The last time we had a major run on a Moon Knight title (I believe) was written by Jeff Lemire and drawn by Greg Smallwood. Smallwood focused on the surreal aspects of Marc’s mental break and rendered the panels with a noir-ish flavor to emphasize the Mr. Knight persona. Here, Cappuccio takes a stronger approach to the street-level hero aspect that feels closer to a Daredevil comic. The art is clean but still gritty and lived in with long shadows for dramatic effect.

That said, the book feels small. All panels either depict small, quiet character moments, or during the action scenes, get up close and personal. It would have helped to pull back a bit on the camera angle to give some of the scenes some space to breath. As it is, the art feels compressed, almost confining.

As for the general writing, it’s good albeit a bit bland. The few action scenes present are quick hit montage scenes that barely take up a page. The character moments, which take up the lion’s share of the book, flesh out the character for a new reading audience but don’t cover anything existing fans don’t already know. Again, it’s a lot of setup and introduction but not much else.

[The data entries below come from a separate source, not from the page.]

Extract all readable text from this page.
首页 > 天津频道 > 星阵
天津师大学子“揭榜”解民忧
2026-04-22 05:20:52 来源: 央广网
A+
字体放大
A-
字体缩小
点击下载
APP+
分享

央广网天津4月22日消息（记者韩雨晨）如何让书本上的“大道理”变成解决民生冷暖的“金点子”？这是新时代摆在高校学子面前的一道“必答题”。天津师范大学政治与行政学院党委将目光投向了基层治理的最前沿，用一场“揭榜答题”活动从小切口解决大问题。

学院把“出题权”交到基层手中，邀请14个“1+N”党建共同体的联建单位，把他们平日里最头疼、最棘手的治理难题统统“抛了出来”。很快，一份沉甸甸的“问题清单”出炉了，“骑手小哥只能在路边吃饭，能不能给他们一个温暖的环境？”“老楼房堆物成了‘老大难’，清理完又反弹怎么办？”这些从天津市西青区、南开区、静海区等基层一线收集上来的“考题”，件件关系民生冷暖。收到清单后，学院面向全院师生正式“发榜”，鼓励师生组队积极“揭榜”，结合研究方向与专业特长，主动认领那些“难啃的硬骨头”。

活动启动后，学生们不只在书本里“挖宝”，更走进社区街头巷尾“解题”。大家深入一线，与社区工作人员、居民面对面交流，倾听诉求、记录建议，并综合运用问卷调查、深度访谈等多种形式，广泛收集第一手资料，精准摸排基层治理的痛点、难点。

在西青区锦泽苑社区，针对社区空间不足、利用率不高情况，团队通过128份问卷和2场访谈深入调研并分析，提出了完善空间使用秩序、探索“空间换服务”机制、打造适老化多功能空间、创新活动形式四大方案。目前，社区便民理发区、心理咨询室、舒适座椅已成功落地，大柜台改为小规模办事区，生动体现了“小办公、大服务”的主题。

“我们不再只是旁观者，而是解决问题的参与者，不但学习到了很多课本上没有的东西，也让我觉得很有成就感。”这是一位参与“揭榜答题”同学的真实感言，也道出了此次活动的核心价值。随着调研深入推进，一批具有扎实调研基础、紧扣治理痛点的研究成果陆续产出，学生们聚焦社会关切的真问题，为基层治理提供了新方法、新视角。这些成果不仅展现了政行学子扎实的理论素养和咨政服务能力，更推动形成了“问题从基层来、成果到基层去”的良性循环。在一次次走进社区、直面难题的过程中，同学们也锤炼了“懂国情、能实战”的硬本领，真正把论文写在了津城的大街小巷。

Ahh, but there is a little something that’s worth hanging on to for the second issue. We get an introduction to a new character with direct ties to Khonshu, and he’s none to pleased with Marc’s lack of respect for the god who resurrected him. I like the idea that Khonshu has touched more than one person besides Marc Spector, and it’s always great to see a villain come along that’s a different side of the same coin as our hero.

Final Thoughts

Moon Knight #1 is a great setup issue for new readers, but existing Moon Knight fans may feel like there’s not much here for them. However, the art is great and the new villain introduced looks to be extremely interesting.